While it was out, I put some clear silicone on either side of the LED strip every 2" or so to help secure the strip. Just one more step to hold things in place.


(I did not include the hook up for the wires back to the power supply simply because of the 15 picture limit on posts. Hopefully you all can figure out plus to plus and minus to minus. I'll add a hint or two in the comments as I can)

After I put my deck project together, this was the finished result. In this photo I have eight of the nine railing sections wired and lit (one in the back was still waiting for parts when I took the pic). I have an architect buddy that was pleasantly surprised with how well this turned out for the cost. You'll need to find an out-of-the-weather place for your power supply, and of course your outlet should have a proper weather cover if it's plugged in outdoors all the time. I'll answer questions as best I can. It took about 20 minutes per 4' section to make. After all of the wiring, it took about eight hours total.
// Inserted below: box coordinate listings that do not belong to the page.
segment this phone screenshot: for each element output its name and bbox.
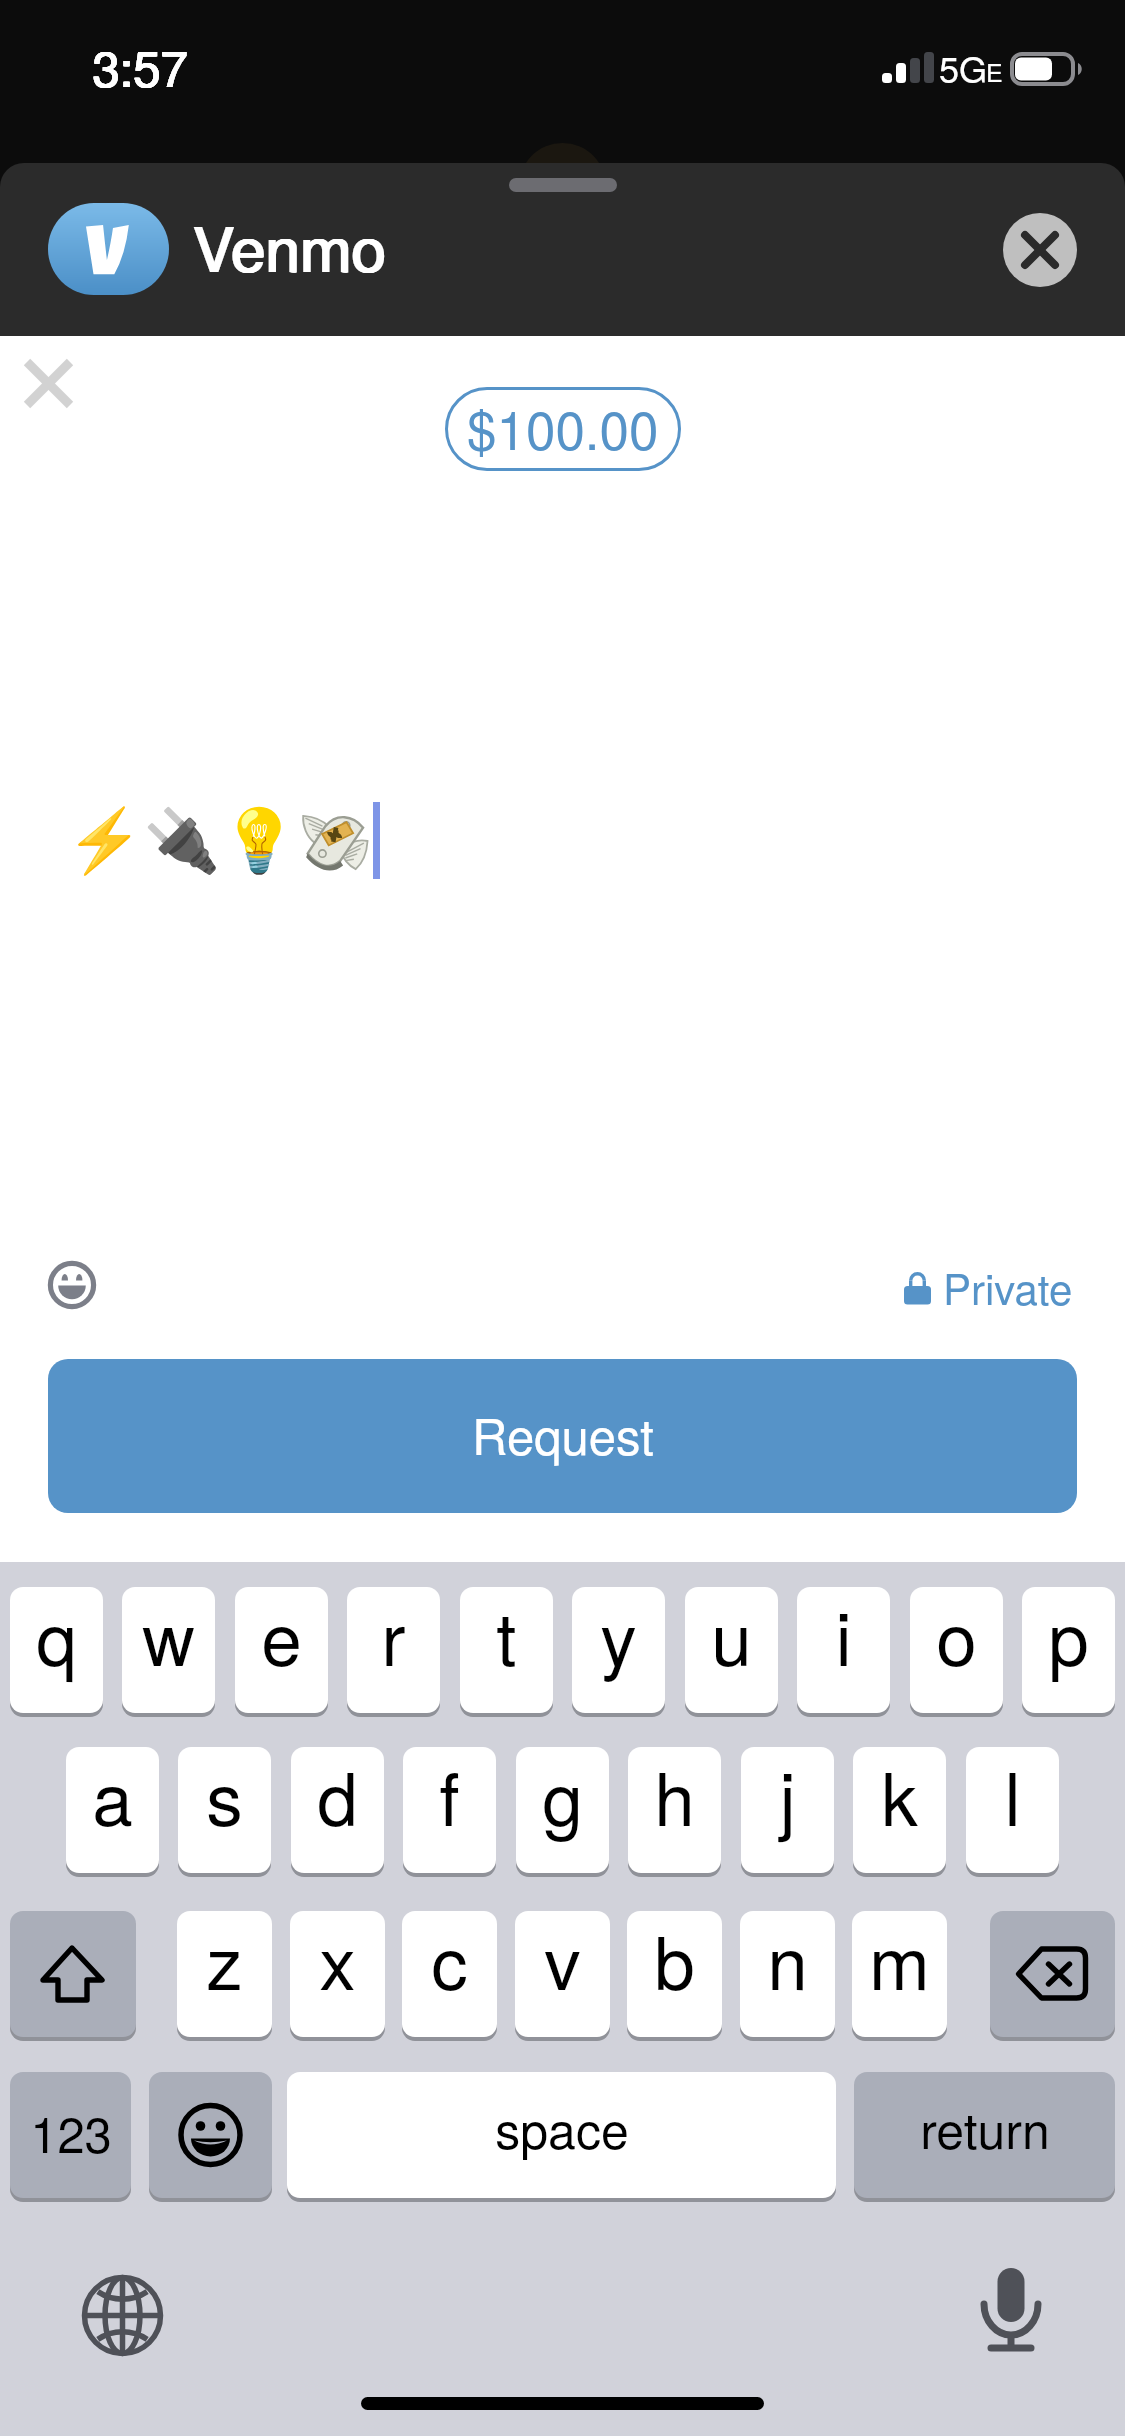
button[interactable]: y [572, 1587, 665, 1717]
button[interactable]: a [66, 1747, 159, 1877]
button[interactable]: space [287, 2072, 836, 2202]
button[interactable]: Venmo [48, 203, 169, 295]
button[interactable]: Private [904, 1257, 1073, 1317]
staticText: Private [943, 1257, 1073, 1317]
button[interactable]: Cancel [18, 353, 78, 413]
staticText: o [936, 1582, 977, 1687]
button[interactable]: c [402, 1911, 497, 2041]
button[interactable]: p [1022, 1587, 1115, 1717]
staticText: 123 [30, 2097, 112, 2167]
staticText: 3:57 [93, 31, 189, 101]
button[interactable]: w [122, 1587, 215, 1717]
staticText: c [431, 1906, 468, 2011]
button[interactable]: x [290, 1911, 385, 2041]
staticText: Venmo [193, 201, 387, 290]
staticText: 3:57 [93, 31, 189, 101]
staticText: E [986, 53, 1003, 89]
button[interactable]: return [854, 2072, 1115, 2202]
button[interactable]: 123 [10, 2072, 131, 2202]
button[interactable]: e [235, 1587, 328, 1717]
staticText: e [261, 1582, 302, 1687]
button[interactable]: Add emoji [44, 1257, 100, 1313]
button[interactable]: Shift [10, 1911, 136, 2041]
staticText: q [36, 1582, 77, 1687]
staticText: l [1004, 1742, 1021, 1847]
button[interactable]: u [685, 1587, 778, 1717]
staticText: p [1048, 1582, 1089, 1687]
staticText: t [496, 1582, 517, 1687]
button[interactable]: l [966, 1747, 1059, 1877]
staticText: m [869, 1906, 930, 2011]
staticText: Venmo [192, 201, 386, 290]
staticText: b [654, 1906, 695, 2011]
button[interactable]: z [177, 1911, 272, 2041]
staticText: space [495, 2092, 629, 2164]
staticText: k [881, 1742, 918, 1847]
button[interactable]: Close Venmo [1003, 213, 1077, 287]
button[interactable]: o [910, 1587, 1003, 1717]
button[interactable]: d [291, 1747, 384, 1877]
staticText: f [439, 1742, 460, 1847]
staticText: h [654, 1742, 695, 1847]
button[interactable]: j [741, 1747, 834, 1877]
staticText: u [711, 1582, 752, 1687]
staticText: 3:57 [92, 31, 188, 101]
button[interactable]: h [628, 1747, 721, 1877]
staticText: 5G [939, 42, 988, 94]
button[interactable]: $100.00 [445, 387, 681, 471]
staticText: z [206, 1906, 243, 2011]
staticText: r [381, 1582, 406, 1687]
button[interactable]: k [853, 1747, 946, 1877]
button[interactable]: r [347, 1587, 440, 1717]
staticText: Request [472, 1399, 654, 1469]
button[interactable]: n [740, 1911, 835, 2041]
button[interactable]: b [627, 1911, 722, 2041]
staticText: d [317, 1742, 358, 1847]
staticText: Venmo [193, 201, 387, 290]
staticText: a [92, 1742, 133, 1847]
button[interactable]: f [403, 1747, 496, 1877]
button[interactable]: q [10, 1587, 103, 1717]
button[interactable]: t [460, 1587, 553, 1717]
staticText: i [835, 1582, 852, 1687]
button[interactable]: v [515, 1911, 610, 2041]
button[interactable]: i [797, 1587, 890, 1717]
staticText: $100.00 [467, 389, 659, 465]
button[interactable]: Backspace [990, 1911, 1115, 2041]
staticText: g [542, 1742, 583, 1847]
staticText: x [319, 1906, 356, 2011]
button[interactable]: g [516, 1747, 609, 1877]
button[interactable]: Emoji keyboard [149, 2072, 272, 2202]
staticText: n [767, 1906, 808, 2011]
button[interactable]: Request [48, 1359, 1077, 1513]
button[interactable]: Dictation [971, 2266, 1051, 2352]
staticText: ⚡🔌💡 [66, 804, 298, 877]
staticText: y [600, 1582, 637, 1687]
staticText: w [142, 1582, 195, 1687]
staticText: j [779, 1742, 796, 1847]
staticText: 3:57 [92, 31, 188, 101]
button[interactable]: m [852, 1911, 947, 2041]
staticText: return [920, 2092, 1050, 2164]
staticText: s [206, 1742, 243, 1847]
button[interactable]: s [178, 1747, 271, 1877]
staticText: Venmo [194, 201, 388, 290]
button[interactable]: Switch keyboard [82, 2275, 163, 2356]
staticText: v [544, 1906, 581, 2011]
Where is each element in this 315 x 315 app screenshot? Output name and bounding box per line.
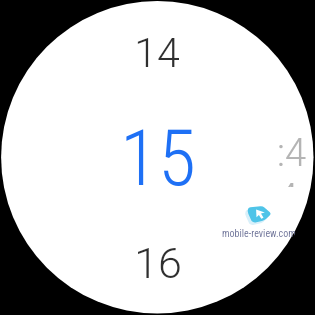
staticText: 14 [134,29,180,77]
button[interactable]: 16 [110,236,206,290]
button[interactable]: 15 [98,112,218,204]
button[interactable]: 14 [109,27,205,79]
button[interactable]: Minutes [272,130,315,186]
staticText: mobile-review.com [222,228,296,240]
staticText: 15 [120,113,196,204]
staticText: 16 [134,238,182,288]
staticText: :44 [277,131,315,187]
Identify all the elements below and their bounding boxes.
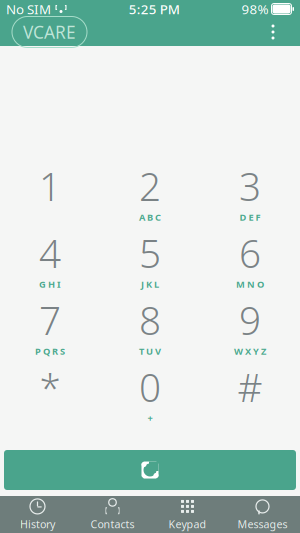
button[interactable]: 2 xyxy=(100,158,200,225)
button[interactable]: Keypad xyxy=(150,496,225,533)
staticText: J K L xyxy=(141,278,159,290)
staticText: * xyxy=(40,361,60,413)
button[interactable]: History xyxy=(0,496,75,533)
staticText: VCARE xyxy=(23,20,76,44)
button[interactable]: VCARE xyxy=(12,16,87,48)
button[interactable]: 8 xyxy=(100,292,200,359)
staticText: 5:25 PM xyxy=(129,0,180,18)
staticText: Contacts xyxy=(90,517,134,531)
staticText: T U V xyxy=(139,345,161,357)
staticText: 1 xyxy=(39,160,61,212)
staticText: 2 xyxy=(139,160,161,212)
button[interactable]: More options xyxy=(258,18,288,46)
button[interactable]: # xyxy=(200,359,300,426)
staticText: # xyxy=(238,361,262,413)
staticText: + xyxy=(148,412,152,424)
button[interactable]: 6 xyxy=(200,225,300,292)
staticText: 0 xyxy=(139,361,161,413)
button[interactable]: 3 xyxy=(200,158,300,225)
button[interactable]: 7 xyxy=(0,292,100,359)
staticText: No SIM xyxy=(6,0,51,18)
staticText: 4 xyxy=(39,227,61,279)
button[interactable]: 4 xyxy=(0,225,100,292)
staticText: M N O xyxy=(236,278,264,290)
button[interactable]: * xyxy=(0,359,100,426)
button[interactable]: Contacts xyxy=(75,496,150,533)
staticText: History xyxy=(20,517,55,531)
staticText: 5 xyxy=(139,227,161,279)
staticText: G H I xyxy=(39,278,61,290)
staticText: Messages xyxy=(238,517,288,531)
button[interactable]: 5 xyxy=(100,225,200,292)
staticText: 6 xyxy=(239,227,261,279)
staticText: P Q R S xyxy=(35,345,65,357)
button[interactable]: 0 xyxy=(100,359,200,426)
staticText: W X Y Z xyxy=(234,345,266,357)
button[interactable]: Call xyxy=(0,450,300,496)
staticText: D E F xyxy=(240,211,260,223)
staticText: 3 xyxy=(239,160,261,212)
staticText: A B C xyxy=(139,211,161,223)
staticText: 8 xyxy=(139,294,161,346)
staticText: 9 xyxy=(239,294,261,346)
staticText: 7 xyxy=(39,294,61,346)
staticText: Keypad xyxy=(168,517,206,531)
staticText: 98% xyxy=(242,0,268,18)
button[interactable]: 9 xyxy=(200,292,300,359)
button[interactable]: Messages xyxy=(225,496,300,533)
button[interactable]: 1 xyxy=(0,158,100,225)
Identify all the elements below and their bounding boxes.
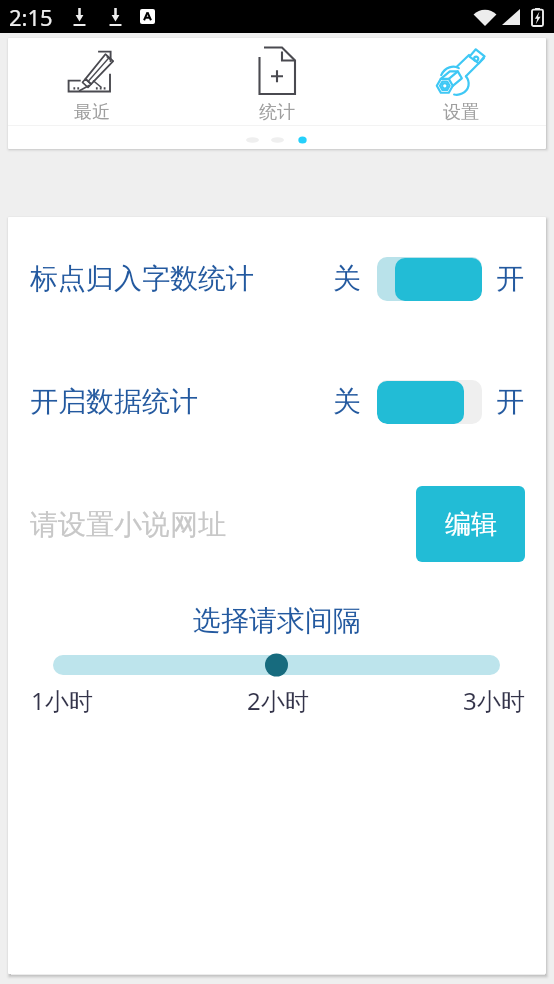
staticText: 请设置小说网址 <box>30 507 226 542</box>
staticText: 开 <box>496 384 524 419</box>
button[interactable]: Recent <box>50 38 134 125</box>
button[interactable]: Toggle on <box>377 257 482 301</box>
staticText: 标点归入字数统计 <box>30 261 254 296</box>
staticText: 1小时 <box>31 684 93 717</box>
button[interactable]: 请设置小说网址 <box>30 486 416 562</box>
staticText: 选择请求间隔 <box>193 603 361 638</box>
button[interactable]: 编辑 <box>416 486 525 562</box>
staticText: 最近 <box>74 101 110 124</box>
staticText: 统计 <box>259 101 295 124</box>
staticText: 开 <box>496 261 524 296</box>
staticText: 开启数据统计 <box>30 384 198 419</box>
button[interactable]: Statistics <box>235 38 319 125</box>
button[interactable]: Settings <box>419 38 503 125</box>
staticText: 关 <box>333 384 361 419</box>
button[interactable]: Toggle off <box>377 380 482 424</box>
staticText: 3小时 <box>463 684 525 717</box>
staticText: 编辑 <box>445 508 497 541</box>
staticText: 设置 <box>443 101 479 124</box>
staticText: 2:15 <box>9 2 53 32</box>
staticText: 关 <box>333 261 361 296</box>
staticText: 2小时 <box>247 684 309 717</box>
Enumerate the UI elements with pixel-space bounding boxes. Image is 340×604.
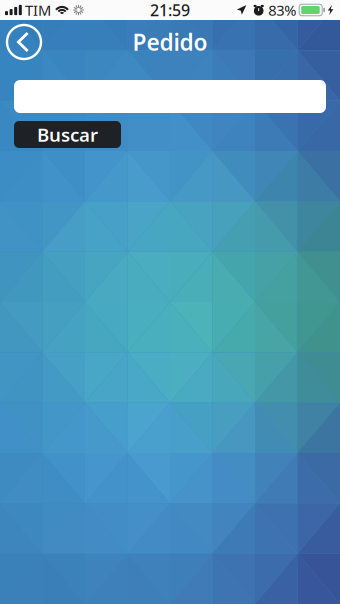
button[interactable]: Buscar [14, 121, 121, 148]
staticText: 83% [268, 0, 296, 20]
button[interactable]: Back [0, 20, 48, 64]
staticText: Buscar [37, 122, 98, 147]
staticText: TIM [25, 0, 51, 20]
staticText: 21:59 [150, 0, 190, 21]
staticText: Pedido [132, 27, 208, 57]
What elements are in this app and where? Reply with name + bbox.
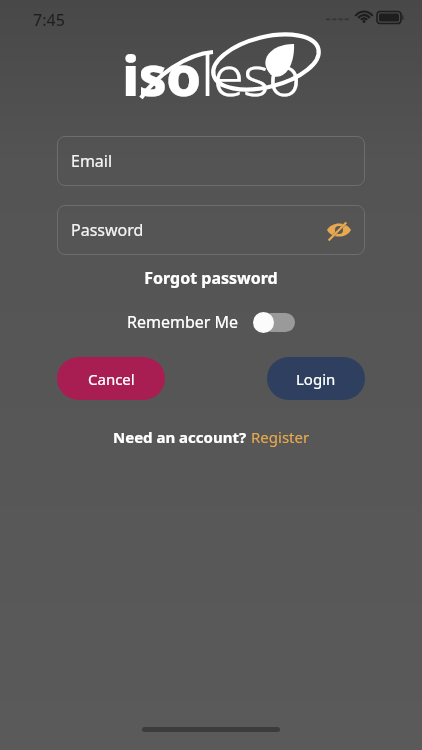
staticText: Remember Me bbox=[127, 311, 239, 333]
staticText: Need an account? bbox=[113, 427, 251, 447]
staticText: Email bbox=[71, 150, 113, 172]
button[interactable]: Show password bbox=[323, 214, 355, 246]
button[interactable]: Cancel bbox=[57, 357, 165, 400]
button[interactable]: Login bbox=[267, 357, 365, 400]
staticText: Login bbox=[296, 369, 336, 389]
staticText: 7:45 bbox=[33, 9, 65, 31]
staticText: iso bbox=[122, 36, 201, 112]
button[interactable]: Register bbox=[251, 427, 310, 447]
staticText: Password bbox=[71, 219, 144, 241]
staticText: Forgot password bbox=[144, 267, 278, 289]
button[interactable]: Email bbox=[57, 136, 365, 186]
staticText: Register bbox=[251, 427, 310, 447]
button[interactable]: Remember Me bbox=[127, 311, 295, 333]
button[interactable]: Forgot password bbox=[57, 264, 365, 292]
button[interactable]: Password bbox=[57, 205, 365, 255]
staticText: leso bbox=[201, 36, 301, 112]
staticText: Cancel bbox=[88, 369, 135, 389]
I'm not including my mistakes, or trial and error that didn't work out.


I priced it the way I did my project for the new deck rails and balusters , it's about $12 per 4' section plus the $25-ish power supply. Don't forget you need and outlet with a proper weather-proof cover.


I hope this slightly different post inspires someone to do something unusual with their outdoor space. I'll revise and update as the comments come in.